The gods have created an imbalance.
If they do not return her… Anger bristles. I’d rather they destroy my own soul than to live a single moment of peace knowing she is not by my side.
She is my queen, and I cannot even speak to her!
I let out a howl of pure anger. It’s rough on my throat, burning as it leaves me. I thought my self-control was already gone, but now it is splitting. Now it is crumbling under the force of my loss. The demons of the realm return the howl. Ready for war. Ready to fight where I command them to.
Persephone should never have had to leave. A queen should never have to leave her realm.
It is a cruel trick that she has.
A trick I have, in part, played on myself.
My own mind seems to split from the pain of what was and what could have been. What should be. Again, my body trembles, the power within me barely contained.
Crazed perhaps. Will I lose my mind without her?
I love her. I spoke the words. She knows, and now she will have that truth with her in Olympus, where it is dangerous.
Deadly.
I turn around on the path simply needing to move. Every hall is suffocating. I’ve been moving without paying attention and have crossed great swaths of my realms, leaving me alone in a wide, foggy field. The place of a thousand years of memories.
This is not where I need to be.
I need to be at Persephone’s side, with her hand in mine and our realms spread out before us, but I cannot go to her.
Instead, I go to the river.
My realms blur as I move through them again. My heart pounds and what rushes through my veins is not blood. It must be oil or acid. It feels like it should melt through me, reducing me to nothing, but it does not.

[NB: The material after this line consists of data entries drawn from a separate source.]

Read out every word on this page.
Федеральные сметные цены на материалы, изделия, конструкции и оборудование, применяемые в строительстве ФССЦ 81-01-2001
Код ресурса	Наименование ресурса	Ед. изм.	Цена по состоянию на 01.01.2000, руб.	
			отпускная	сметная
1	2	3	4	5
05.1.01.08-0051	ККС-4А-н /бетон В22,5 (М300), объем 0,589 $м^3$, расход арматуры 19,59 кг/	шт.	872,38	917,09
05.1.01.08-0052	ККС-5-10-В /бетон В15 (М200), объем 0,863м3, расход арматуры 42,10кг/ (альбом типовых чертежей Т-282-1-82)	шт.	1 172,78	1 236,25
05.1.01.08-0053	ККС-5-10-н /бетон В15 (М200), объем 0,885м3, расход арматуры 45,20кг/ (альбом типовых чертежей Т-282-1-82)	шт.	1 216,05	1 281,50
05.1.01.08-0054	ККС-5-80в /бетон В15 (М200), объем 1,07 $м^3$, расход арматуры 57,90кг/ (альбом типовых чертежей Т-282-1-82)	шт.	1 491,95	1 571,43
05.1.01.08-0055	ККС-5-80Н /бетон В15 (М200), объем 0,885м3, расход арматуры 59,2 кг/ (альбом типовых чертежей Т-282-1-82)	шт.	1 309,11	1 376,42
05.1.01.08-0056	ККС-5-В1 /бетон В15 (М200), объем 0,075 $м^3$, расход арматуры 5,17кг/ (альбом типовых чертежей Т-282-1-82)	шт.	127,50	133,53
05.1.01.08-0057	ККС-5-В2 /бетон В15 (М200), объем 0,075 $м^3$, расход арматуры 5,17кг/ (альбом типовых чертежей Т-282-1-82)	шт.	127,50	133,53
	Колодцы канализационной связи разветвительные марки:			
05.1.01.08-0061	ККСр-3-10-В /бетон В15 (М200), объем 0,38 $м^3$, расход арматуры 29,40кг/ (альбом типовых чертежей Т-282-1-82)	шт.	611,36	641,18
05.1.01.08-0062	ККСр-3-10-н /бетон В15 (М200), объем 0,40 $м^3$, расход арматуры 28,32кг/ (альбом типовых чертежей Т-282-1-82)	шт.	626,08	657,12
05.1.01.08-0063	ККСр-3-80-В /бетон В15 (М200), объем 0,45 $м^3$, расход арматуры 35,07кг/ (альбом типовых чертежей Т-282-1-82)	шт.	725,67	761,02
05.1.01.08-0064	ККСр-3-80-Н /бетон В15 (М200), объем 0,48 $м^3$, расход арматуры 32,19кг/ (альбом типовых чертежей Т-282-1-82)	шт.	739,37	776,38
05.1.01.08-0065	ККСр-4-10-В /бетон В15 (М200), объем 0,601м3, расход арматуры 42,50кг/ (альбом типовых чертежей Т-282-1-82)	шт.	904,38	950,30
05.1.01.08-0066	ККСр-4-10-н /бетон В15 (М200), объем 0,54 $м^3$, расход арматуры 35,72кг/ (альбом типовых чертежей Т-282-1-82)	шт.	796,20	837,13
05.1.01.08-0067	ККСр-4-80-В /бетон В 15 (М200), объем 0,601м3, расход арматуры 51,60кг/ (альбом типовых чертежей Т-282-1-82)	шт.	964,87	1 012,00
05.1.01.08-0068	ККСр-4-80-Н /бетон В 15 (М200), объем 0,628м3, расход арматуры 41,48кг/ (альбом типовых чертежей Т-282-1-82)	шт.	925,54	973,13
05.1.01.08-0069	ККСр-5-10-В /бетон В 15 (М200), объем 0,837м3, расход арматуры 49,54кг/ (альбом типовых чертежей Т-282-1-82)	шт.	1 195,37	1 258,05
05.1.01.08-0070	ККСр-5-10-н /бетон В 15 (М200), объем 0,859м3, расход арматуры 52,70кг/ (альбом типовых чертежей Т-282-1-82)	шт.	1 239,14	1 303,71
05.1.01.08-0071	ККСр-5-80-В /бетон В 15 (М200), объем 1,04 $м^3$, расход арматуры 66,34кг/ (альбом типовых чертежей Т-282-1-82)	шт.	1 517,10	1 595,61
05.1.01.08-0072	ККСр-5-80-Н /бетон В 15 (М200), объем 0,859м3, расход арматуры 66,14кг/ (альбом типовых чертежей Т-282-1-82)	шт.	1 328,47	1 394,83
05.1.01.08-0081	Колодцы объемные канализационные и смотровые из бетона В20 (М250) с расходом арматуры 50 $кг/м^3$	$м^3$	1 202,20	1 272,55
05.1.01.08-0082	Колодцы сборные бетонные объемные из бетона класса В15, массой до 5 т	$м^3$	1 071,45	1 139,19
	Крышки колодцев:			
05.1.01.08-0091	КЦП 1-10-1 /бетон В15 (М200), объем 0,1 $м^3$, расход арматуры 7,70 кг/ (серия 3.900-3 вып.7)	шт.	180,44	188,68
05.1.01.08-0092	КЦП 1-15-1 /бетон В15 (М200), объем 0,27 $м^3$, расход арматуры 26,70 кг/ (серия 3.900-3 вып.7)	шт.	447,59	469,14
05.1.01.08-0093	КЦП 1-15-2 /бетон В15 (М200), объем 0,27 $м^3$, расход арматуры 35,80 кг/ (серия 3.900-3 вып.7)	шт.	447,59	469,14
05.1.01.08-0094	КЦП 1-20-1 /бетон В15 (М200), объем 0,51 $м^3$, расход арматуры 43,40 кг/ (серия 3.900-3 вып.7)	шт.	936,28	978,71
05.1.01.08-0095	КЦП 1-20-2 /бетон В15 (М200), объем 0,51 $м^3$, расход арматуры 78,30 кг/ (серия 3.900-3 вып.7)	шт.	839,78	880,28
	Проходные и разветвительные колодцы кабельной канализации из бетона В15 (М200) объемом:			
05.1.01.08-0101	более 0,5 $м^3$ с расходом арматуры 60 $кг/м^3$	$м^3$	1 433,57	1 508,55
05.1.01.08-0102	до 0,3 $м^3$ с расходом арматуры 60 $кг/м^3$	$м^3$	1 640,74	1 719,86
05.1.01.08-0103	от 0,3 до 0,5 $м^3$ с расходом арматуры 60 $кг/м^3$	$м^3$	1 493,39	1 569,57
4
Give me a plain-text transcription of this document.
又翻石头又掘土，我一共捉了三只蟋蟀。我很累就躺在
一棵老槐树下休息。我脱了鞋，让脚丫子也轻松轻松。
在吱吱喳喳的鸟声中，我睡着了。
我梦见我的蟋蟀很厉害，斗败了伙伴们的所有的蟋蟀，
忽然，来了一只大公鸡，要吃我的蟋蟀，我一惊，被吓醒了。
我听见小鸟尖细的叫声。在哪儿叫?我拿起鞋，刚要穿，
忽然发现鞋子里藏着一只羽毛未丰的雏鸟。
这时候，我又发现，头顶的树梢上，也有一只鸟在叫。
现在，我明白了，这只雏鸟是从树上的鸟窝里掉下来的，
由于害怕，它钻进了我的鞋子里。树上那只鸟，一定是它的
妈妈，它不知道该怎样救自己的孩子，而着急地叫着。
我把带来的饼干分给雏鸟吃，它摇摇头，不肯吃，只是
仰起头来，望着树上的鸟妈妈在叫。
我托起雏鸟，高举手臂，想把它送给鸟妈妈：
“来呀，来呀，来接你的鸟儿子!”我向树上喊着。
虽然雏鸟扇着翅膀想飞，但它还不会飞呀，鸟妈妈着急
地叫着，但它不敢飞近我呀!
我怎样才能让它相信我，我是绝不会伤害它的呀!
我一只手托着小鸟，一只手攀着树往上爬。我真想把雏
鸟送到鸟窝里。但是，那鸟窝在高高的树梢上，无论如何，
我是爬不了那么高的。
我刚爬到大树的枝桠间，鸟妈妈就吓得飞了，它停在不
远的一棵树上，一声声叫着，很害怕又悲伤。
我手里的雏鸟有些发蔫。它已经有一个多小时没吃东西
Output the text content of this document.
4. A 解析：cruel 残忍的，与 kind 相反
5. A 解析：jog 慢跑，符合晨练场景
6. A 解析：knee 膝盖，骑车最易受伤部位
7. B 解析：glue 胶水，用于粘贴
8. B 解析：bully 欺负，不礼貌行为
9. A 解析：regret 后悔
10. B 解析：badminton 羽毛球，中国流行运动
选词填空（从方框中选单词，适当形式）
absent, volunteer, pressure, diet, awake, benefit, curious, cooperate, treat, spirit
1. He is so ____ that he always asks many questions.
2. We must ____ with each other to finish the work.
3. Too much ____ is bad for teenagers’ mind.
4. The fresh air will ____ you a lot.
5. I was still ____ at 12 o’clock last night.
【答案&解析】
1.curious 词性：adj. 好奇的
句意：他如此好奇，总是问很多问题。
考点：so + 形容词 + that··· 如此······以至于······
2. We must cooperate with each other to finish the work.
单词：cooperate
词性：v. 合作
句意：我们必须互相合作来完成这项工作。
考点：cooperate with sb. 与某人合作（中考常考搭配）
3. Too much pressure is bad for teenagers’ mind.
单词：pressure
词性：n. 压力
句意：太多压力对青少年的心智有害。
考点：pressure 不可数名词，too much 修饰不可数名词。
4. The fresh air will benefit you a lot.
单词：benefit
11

I let out a horrible, bitter laugh. Of course this feeling will not kill me. Of course I will keep surviving. I did that before when I had no hope of seeing the sun, and I will do it now, against my fucking will.
In the meantime, someone else will pay. Anyone else.
I set my sights on the vision before me. The banks of the river teem with souls. The blue hues seem to melt together. The souls in the water fade to a gray as the life leaves them, and on the shore, pushing past one another, confused and looking for comfort. Searching for peace and an end to their suffering.
I am not here to comfort them.
I lunge at the nearest souls, hate and grief overwhelming me completely. If I cannot have Persephone, these souls will not have a life in the Underworld. If I am to be denied the only touch I have been able to stomach in a thousand years, then I will deny them everything.
I rip souls in two with my bare hands. Ash coats the roughness of my palms as they fall to pieces beneath me. The souls are less substantial than their mortal bodies, but not by much. This is why the Fates carry shears. Most souls have strength in them—a strength that grew from their will to survive in their mortal existence.
The cord of their strength resists being cut. It fights against the shears, too, but the Fates are determined.
I am not determined. I am obsessed. I cannot see past this pain. It is red and black. The color of fire. The sound of a scream. Is that the souls, or does the wretched sound come from me?
I do not care. I do not need to know either.
Demeter and Zeus are not the only gods who can create an imbalance. It is within my power too, and they would do well to remember that. I picture them as I end the souls’ existence before me. They will pay for this pain. If they do not return her, I will allow the imbalance to destroy us all.
“Hades.” The voice echoes behind me. A chill runs down my spine as my body is paralyzed.
The voice is three-toned. I know it at once, but the anger cannot be tamed for me to return attention to them.
I destroy another soul. It fights, digging its nails into my skin, forcing blood to spill, but I hardly feel it. I ignore the ferocity in the soul’s eyes and pull until it comes apart with a last, dying scream.
Out of the corner of my eye, I can see them. The Fates. Standing there in the gowns that shift and change. Their clothes seem to match, then shift again. Part of their trick. They are of the past and the future. They are of the present. They are of fate and prophecy, and yet they have given me this.